Das Fehlen des nötigen Fachpersonals ist uns allen tagtäglich spürbar. In Wirtschaftsprüfungsgesellschaften, Steuerberatungskanzleien, Steuerabteilungen und auch in den Finanzämtern oder Finanzgerichten ist dies greifbare Realität. Doch auch andere Bereiche der Wirtschaft und Verwaltung ächzen unter der Arbeitslast. Kürzlich kritisierte die Landtagspräsidentin von Baden-Württemberg öffentlich die langen Bearbeitungs- und Wartezeiten der Stuttgarter Ausländerbehörde. Zustimmung erhielt sie insbesondere von Arbeitgeberverbänden, deren Mitglieder händeringend auf die Arbeitserlaubnisse für die Einstellung ausländischer Mitarbeiter warten. Die ebenfalls über die Medien geäußerte Antwort der Ausländerbehörde war: Fachpersonalmangel.

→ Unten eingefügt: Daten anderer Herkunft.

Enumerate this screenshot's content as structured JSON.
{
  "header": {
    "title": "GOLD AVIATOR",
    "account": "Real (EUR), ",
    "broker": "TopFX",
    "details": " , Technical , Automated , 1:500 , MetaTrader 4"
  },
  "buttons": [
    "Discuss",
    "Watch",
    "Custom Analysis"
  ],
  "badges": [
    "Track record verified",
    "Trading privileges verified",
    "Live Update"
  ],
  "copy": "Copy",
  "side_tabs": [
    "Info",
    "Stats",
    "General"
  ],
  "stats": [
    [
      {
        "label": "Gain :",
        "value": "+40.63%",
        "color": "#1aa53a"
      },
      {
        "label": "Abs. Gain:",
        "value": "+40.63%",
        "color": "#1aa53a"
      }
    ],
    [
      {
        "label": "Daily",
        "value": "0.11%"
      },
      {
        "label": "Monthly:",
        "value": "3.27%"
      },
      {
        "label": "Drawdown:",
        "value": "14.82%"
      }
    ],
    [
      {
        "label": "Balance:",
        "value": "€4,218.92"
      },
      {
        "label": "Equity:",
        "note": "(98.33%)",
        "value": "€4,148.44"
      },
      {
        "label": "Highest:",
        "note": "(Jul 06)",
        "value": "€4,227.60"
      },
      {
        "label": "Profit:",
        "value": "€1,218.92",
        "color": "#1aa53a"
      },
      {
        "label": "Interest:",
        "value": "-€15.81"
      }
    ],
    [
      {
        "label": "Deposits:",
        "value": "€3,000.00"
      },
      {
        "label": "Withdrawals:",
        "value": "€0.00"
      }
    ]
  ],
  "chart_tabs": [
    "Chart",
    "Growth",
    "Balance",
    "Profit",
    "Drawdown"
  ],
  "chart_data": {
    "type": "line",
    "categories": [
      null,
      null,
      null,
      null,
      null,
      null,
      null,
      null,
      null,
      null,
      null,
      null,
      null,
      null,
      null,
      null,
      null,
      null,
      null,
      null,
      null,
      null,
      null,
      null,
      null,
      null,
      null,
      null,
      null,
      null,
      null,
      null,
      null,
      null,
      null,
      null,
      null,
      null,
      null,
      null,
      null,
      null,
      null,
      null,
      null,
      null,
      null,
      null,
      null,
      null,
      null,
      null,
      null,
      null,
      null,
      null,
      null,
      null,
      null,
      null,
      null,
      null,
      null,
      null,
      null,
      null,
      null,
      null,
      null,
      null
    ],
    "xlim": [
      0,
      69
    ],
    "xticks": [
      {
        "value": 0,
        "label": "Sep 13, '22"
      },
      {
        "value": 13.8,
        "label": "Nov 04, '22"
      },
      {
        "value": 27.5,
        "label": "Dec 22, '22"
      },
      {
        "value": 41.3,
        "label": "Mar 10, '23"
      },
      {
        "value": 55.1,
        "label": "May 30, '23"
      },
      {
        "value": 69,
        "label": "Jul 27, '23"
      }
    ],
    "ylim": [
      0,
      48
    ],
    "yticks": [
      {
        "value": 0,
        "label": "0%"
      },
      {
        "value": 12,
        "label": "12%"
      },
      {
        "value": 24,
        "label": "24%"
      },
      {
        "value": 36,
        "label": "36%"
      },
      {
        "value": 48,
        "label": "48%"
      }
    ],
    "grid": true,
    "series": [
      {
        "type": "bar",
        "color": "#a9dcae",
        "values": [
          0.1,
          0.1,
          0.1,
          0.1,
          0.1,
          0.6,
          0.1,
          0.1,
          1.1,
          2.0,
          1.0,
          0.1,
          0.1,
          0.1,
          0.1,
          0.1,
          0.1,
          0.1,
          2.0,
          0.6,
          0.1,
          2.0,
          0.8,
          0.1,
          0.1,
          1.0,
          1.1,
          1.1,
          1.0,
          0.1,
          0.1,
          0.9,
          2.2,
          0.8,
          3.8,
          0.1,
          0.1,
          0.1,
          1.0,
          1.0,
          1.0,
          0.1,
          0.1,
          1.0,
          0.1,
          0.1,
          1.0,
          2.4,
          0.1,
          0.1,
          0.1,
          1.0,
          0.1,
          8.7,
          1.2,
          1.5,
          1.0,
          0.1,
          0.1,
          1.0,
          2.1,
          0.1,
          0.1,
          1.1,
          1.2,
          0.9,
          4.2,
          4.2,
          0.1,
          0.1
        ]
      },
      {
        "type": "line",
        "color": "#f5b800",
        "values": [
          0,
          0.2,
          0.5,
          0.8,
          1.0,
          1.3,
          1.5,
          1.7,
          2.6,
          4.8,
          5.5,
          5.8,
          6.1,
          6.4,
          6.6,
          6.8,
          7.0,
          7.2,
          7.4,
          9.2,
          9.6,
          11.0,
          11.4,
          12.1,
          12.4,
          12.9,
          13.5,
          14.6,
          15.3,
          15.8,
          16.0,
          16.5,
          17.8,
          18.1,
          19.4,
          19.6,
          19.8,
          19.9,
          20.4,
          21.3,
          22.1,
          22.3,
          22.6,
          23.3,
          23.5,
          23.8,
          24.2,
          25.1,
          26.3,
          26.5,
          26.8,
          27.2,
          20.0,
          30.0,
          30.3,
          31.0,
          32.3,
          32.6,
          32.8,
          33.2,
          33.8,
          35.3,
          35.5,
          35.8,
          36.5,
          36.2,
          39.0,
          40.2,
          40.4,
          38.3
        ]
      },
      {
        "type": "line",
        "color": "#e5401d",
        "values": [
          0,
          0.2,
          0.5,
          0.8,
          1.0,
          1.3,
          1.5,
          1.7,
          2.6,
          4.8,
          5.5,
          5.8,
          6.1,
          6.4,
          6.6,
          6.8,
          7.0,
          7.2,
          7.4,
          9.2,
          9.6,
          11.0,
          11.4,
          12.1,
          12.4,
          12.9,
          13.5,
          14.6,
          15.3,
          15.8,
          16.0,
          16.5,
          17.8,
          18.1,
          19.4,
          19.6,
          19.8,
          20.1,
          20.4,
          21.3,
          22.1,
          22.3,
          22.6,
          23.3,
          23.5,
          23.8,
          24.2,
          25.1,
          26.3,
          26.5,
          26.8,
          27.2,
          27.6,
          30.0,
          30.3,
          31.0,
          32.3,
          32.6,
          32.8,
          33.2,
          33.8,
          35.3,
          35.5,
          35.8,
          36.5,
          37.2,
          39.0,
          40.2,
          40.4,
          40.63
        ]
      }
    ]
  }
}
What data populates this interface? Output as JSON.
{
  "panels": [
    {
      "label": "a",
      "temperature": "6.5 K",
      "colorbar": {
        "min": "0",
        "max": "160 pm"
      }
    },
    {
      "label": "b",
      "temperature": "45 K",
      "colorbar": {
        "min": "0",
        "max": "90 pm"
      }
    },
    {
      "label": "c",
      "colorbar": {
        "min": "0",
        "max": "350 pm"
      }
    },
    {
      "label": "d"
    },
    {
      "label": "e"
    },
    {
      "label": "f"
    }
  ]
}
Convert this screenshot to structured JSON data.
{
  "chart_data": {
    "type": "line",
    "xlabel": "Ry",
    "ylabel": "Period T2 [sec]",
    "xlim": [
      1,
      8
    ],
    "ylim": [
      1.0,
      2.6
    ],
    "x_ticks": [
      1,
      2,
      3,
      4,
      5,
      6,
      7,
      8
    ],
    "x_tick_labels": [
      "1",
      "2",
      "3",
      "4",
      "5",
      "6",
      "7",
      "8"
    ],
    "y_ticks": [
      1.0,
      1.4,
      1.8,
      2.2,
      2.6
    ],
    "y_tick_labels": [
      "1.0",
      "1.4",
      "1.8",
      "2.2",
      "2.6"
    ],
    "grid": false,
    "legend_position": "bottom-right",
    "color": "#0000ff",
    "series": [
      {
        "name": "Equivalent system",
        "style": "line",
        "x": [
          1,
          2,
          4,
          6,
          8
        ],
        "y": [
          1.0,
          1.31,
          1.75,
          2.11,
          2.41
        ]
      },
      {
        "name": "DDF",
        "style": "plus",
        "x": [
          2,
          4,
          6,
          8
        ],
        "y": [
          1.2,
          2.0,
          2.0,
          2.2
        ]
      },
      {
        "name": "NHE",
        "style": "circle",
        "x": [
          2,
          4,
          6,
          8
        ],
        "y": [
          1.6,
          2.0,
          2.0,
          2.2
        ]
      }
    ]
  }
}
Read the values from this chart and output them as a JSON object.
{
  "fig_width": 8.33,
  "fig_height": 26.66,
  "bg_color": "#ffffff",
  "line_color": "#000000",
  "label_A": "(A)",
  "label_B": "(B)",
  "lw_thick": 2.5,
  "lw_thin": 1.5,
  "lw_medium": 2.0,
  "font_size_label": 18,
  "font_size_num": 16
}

Es ist unstreitig, dass die im Ursprung gemeinwohlorientierte Gesetzgebung, sowie deren Reformen und Umsetzung im Kern zumeist sinnvoll sind. Doch, so scheint es, könnten mittlerweile Grenzen erreicht sein, die diesen Grundgedanken legislativen Handelns ins Gegenteil umkehren. Rein formale Korrektheit zwinge dem privaten und öffentlichen Sektor dort nun einen gewaltigen Aufwand ab, wo früher „einfach nur Richtigkeit im Verhalten und Ergebnis entscheidend war“. Als Beispiele kommen in den Blick
- die Datenschutz-Grundverordnung
- die Lieferketten- und Nachhaltigkeitsberichterstattung oder auch
- die gestiegenen Anforderungen an eine gerichtsfeste Aufzeichnung der Arbeitszeiten.
Nicht zuletzt die zweifelsohne erforderliche und sinnvolle Reform der Grundsteuer scheint bereits trotz meist wenig komplexer Neuregelungen sowohl Verwaltung als auch die Bürger und deren Berater an den Rand personeller Kapazitätsgrenzen zu treiben.
Wäre ein Ausweg aus dieser Misere durch härtere strafrechtliche Sanktionen oder durch verstärkten Einsatz künstlicher Intelligenz als Kontroll-Ersatz sinnvoll? Ist ein Stutzen von regulatorischem Wildwuchs bzw. das Fördern gegenseitigen Vertrauens der richtige Weg? Diesen und anderen Fragestellungen möchte sich das Münchner Unternehmenssteuerforum in seiner 40. Ausgabe widmen.